DENSITY TOMOGRAPHY OF SUBSURFACE RESERVOIRS

Imaging subsurface rock formations or geological objects like oil and gas reservoirs, mineral deposits, cavities or even magmatic plumbing systems under active volcanoes has been for many years a major quest of geophysicists and geologists. Since these objects cannot be observed directly, different indirect methods have been developed. They are all based on variations of certain physical properties of the subsurface materials that can be detected from the ground surface or from boreholes. Electrical resistivity, seismic wave’s velocities and density are certainly the most used properties. If we look at density, indirect estimates of density distributions are performed currently by seismic reflection methods - since the velocity of seismic waves depend also on density - but they are expensive and discontinuous in time. Direct estimates of density are performed using gravimetric data looking at variations of the gravity field induced by the density variations at depth but this is not sufficiently accurate. After discussing the merits of these two methods, a new imaging technique using cosmic-ray muon detectors deployed in a borehole, will be presented.

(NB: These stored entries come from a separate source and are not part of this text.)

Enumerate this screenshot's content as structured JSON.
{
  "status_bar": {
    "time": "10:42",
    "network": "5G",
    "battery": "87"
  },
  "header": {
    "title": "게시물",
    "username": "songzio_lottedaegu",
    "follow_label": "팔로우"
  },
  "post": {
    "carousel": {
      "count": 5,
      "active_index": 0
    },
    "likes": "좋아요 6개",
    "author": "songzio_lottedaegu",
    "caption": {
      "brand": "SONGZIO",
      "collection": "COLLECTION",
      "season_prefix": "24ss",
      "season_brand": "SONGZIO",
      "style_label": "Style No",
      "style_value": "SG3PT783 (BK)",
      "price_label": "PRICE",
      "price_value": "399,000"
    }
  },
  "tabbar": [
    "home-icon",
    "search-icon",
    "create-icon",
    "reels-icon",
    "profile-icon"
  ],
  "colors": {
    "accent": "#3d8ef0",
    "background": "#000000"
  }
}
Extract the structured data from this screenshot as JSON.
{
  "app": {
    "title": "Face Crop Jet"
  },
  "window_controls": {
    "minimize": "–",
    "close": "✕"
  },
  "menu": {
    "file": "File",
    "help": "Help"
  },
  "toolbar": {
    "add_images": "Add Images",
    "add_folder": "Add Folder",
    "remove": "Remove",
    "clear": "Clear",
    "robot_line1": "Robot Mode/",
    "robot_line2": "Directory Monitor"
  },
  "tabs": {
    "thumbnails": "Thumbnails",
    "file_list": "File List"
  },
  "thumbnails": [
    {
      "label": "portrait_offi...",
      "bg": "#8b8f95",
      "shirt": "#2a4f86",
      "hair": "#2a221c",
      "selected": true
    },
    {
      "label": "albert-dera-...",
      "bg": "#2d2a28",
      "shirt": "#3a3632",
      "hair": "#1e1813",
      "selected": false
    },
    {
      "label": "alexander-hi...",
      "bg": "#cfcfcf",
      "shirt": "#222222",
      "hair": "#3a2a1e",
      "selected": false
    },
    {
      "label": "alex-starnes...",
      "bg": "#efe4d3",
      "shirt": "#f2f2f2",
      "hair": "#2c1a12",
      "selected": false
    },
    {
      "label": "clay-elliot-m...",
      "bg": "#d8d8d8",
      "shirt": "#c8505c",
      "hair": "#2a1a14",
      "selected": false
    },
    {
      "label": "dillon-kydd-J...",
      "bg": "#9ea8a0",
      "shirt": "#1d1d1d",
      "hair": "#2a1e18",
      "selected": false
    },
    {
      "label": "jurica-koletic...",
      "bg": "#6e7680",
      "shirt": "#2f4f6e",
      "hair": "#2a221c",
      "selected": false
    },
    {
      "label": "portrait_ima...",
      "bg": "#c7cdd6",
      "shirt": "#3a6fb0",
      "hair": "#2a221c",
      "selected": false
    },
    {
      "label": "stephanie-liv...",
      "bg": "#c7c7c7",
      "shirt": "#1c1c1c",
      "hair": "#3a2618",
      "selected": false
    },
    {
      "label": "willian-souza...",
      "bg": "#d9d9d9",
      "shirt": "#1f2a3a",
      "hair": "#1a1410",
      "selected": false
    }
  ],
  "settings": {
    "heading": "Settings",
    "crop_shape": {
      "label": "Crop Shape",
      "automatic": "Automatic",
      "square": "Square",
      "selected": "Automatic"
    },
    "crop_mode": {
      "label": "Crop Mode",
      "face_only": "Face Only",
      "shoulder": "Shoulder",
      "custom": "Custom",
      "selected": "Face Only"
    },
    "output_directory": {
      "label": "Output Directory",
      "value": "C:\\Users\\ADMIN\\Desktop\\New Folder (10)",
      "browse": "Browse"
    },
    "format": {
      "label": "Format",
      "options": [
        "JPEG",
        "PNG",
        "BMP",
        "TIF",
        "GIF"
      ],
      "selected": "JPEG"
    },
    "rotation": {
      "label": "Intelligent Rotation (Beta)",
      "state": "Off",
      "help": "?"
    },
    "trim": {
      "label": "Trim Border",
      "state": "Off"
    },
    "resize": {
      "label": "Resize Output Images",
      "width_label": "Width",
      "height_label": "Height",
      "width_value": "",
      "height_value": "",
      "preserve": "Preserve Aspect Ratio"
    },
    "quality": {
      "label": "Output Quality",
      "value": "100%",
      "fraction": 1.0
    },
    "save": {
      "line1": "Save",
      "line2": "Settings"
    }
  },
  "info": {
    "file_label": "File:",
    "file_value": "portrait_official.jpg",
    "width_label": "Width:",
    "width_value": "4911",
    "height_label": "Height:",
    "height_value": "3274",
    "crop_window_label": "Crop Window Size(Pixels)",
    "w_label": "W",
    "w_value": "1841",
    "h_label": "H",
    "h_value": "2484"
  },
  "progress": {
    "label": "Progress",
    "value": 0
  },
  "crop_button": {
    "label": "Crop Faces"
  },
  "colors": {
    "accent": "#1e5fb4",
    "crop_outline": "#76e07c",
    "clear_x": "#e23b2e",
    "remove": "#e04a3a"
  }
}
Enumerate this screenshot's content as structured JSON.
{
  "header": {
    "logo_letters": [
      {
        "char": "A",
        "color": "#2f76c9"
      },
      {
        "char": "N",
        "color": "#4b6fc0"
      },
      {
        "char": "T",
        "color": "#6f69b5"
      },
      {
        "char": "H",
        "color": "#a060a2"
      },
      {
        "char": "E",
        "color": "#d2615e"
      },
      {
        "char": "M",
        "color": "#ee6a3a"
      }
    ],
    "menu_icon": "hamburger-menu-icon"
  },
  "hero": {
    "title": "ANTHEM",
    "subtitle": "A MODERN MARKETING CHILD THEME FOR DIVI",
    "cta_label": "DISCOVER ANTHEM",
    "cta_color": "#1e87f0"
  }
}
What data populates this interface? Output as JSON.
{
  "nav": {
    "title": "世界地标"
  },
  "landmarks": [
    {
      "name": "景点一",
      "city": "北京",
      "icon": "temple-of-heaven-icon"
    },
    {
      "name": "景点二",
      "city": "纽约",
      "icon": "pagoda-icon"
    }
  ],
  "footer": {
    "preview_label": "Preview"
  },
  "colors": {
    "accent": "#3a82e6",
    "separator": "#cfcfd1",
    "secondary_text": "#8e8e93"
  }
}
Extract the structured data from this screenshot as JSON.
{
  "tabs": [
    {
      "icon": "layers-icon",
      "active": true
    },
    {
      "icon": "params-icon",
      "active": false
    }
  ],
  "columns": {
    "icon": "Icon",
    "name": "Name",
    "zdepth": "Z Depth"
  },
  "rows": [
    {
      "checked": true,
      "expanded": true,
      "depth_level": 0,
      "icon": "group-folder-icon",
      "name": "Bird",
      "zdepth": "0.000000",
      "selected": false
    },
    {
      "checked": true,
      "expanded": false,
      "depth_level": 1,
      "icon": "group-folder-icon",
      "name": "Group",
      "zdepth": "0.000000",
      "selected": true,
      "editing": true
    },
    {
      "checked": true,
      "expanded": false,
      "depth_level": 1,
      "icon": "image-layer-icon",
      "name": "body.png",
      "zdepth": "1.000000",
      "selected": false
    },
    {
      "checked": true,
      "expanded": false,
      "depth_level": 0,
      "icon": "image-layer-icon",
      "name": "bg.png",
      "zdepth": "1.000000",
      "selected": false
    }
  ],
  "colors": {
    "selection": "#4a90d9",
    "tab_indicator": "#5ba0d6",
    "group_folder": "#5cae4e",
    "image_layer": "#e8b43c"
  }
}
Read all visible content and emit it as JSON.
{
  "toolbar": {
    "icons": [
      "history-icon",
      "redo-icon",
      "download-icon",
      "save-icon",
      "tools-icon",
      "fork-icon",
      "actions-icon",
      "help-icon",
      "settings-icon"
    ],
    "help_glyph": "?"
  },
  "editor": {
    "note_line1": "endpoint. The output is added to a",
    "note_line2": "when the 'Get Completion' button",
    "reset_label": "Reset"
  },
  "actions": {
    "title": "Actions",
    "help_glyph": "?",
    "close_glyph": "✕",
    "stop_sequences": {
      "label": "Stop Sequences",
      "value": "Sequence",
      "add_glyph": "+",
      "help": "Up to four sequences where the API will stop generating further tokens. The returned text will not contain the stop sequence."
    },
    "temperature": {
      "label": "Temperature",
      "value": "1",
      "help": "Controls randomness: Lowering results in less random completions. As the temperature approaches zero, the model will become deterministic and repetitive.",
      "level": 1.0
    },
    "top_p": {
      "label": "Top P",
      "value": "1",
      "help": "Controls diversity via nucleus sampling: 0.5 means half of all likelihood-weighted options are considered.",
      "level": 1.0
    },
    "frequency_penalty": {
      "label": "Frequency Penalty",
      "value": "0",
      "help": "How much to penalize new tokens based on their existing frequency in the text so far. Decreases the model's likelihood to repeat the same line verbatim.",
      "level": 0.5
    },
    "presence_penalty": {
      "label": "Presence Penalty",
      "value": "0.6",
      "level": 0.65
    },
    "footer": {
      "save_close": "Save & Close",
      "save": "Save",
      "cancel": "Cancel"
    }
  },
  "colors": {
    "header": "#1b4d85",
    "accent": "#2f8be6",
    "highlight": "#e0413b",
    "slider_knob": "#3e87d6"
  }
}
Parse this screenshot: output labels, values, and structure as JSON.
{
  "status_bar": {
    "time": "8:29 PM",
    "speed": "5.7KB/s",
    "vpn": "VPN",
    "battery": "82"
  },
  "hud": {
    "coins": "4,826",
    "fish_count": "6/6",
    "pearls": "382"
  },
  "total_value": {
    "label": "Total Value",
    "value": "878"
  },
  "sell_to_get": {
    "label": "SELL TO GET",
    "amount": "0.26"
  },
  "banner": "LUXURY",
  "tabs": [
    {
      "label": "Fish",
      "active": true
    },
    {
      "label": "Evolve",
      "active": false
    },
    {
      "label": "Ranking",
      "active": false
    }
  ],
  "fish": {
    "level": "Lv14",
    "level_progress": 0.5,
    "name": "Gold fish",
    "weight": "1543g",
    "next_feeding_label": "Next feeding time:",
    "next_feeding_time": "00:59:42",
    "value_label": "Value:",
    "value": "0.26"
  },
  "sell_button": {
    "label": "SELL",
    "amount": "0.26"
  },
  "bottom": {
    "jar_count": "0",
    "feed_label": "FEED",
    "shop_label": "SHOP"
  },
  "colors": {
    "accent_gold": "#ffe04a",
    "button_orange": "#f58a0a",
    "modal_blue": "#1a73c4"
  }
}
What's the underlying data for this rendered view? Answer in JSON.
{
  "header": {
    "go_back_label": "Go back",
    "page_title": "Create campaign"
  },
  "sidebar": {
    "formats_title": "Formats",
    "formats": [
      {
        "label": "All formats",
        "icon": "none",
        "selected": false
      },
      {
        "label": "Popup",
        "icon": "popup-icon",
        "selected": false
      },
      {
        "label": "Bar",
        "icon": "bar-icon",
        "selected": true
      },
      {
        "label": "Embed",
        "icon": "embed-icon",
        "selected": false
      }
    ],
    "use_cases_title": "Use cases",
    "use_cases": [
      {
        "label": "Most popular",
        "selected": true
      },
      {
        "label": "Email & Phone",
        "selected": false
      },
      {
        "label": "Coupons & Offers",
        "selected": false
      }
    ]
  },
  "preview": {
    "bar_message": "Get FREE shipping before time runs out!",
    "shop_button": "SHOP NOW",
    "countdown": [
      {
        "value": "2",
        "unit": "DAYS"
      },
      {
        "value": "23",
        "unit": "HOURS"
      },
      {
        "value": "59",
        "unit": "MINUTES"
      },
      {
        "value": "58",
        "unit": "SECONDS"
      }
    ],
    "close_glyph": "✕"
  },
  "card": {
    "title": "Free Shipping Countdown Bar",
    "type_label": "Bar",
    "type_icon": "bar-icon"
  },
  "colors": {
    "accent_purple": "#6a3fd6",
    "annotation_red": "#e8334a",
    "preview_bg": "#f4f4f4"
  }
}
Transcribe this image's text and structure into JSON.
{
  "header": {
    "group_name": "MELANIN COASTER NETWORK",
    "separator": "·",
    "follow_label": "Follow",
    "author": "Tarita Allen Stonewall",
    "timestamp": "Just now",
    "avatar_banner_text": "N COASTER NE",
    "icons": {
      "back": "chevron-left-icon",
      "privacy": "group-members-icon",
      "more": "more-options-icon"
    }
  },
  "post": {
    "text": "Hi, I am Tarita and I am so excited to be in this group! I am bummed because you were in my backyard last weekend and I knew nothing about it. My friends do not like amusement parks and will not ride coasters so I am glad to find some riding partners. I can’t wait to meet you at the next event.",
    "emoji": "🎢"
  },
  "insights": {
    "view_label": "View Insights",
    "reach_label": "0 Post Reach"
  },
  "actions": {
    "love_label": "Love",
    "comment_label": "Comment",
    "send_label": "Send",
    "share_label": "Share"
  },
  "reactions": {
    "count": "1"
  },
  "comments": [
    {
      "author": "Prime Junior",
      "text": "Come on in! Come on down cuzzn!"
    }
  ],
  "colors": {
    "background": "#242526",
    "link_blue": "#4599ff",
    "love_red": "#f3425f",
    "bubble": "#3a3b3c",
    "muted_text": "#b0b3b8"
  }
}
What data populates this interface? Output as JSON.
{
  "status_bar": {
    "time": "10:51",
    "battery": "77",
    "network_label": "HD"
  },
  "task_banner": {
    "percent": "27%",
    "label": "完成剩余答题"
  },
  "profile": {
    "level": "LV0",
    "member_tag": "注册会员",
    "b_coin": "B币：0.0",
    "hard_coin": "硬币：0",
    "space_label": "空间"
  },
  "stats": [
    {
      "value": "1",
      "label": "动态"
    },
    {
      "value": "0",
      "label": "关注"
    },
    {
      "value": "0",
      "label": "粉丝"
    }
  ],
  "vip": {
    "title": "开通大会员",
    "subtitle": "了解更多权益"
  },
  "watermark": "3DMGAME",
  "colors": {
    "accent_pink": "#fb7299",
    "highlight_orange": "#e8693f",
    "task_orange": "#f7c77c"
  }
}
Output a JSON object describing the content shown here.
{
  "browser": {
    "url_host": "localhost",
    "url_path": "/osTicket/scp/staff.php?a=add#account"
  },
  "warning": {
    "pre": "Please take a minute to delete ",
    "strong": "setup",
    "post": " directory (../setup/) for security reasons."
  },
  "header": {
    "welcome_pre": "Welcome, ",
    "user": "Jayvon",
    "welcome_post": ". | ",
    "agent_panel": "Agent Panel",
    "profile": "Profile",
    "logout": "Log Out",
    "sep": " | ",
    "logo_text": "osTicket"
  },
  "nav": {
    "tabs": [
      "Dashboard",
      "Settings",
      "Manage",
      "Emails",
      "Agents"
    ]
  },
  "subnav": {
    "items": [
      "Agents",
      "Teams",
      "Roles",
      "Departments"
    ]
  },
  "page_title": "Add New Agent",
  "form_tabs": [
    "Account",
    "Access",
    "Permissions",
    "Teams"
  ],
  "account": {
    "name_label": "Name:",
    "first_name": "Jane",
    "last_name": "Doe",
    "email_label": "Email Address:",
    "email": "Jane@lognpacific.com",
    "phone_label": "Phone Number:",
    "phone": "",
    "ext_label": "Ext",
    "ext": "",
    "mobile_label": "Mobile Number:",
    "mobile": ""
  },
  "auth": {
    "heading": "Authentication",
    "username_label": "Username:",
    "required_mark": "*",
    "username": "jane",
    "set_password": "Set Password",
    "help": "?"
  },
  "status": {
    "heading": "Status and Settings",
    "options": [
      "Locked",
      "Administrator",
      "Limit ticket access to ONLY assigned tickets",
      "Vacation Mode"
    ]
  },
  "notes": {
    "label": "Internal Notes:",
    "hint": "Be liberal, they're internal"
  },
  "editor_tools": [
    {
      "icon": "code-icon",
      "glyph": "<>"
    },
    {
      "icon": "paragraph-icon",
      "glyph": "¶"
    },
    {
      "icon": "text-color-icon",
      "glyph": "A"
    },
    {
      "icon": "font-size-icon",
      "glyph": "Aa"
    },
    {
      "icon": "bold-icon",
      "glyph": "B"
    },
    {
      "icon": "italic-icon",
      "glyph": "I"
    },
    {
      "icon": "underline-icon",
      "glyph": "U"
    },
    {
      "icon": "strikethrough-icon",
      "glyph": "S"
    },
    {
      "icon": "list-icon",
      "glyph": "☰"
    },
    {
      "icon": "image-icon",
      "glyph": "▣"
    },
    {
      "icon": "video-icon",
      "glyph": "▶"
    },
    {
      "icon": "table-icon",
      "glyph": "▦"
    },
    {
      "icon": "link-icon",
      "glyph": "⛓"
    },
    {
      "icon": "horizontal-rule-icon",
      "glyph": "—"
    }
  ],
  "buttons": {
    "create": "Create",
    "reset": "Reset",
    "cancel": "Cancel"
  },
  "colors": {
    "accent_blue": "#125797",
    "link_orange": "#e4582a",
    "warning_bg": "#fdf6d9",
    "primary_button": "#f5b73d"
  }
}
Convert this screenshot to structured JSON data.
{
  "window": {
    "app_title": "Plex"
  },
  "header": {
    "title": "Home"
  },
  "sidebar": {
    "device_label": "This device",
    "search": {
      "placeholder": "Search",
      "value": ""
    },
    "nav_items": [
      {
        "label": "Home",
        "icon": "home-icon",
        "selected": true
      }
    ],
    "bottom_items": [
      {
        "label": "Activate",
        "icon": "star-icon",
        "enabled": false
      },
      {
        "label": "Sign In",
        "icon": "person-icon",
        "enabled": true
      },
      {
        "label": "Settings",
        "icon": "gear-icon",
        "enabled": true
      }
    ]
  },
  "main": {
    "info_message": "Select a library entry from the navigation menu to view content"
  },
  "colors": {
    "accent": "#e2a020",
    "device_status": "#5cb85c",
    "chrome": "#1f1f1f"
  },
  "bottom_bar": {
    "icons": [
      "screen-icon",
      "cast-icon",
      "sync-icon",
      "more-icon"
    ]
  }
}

In addition to providing a static image of the subsurface density in three dimensions (or 3D tomography), these methods can also inform on the variations of density with time which became recently of a major importance. The injection of large volumes of fluids, mainly water and CO₂, in subsurface reservoirs is indeed increasingly performed in various applications (e.g., aquifer storage and recovery, waste water disposal, enhanced oil recovery, carbon sequestration). This raises several concerns about the mechanical integrity of the reservoirs themselves and their surroundings. Determining the field-scale-induced displacement of fluids and the temporal and spatial deformations of the ground surface is thus a priority. Finally, to improve imaging of 3D subsurface structures, a combination of seismic data, gravity data, and muons can be used and this promises to be a powerful way to improve spatial resolution and reduce uncertainty. Different applications will be presented and discussed.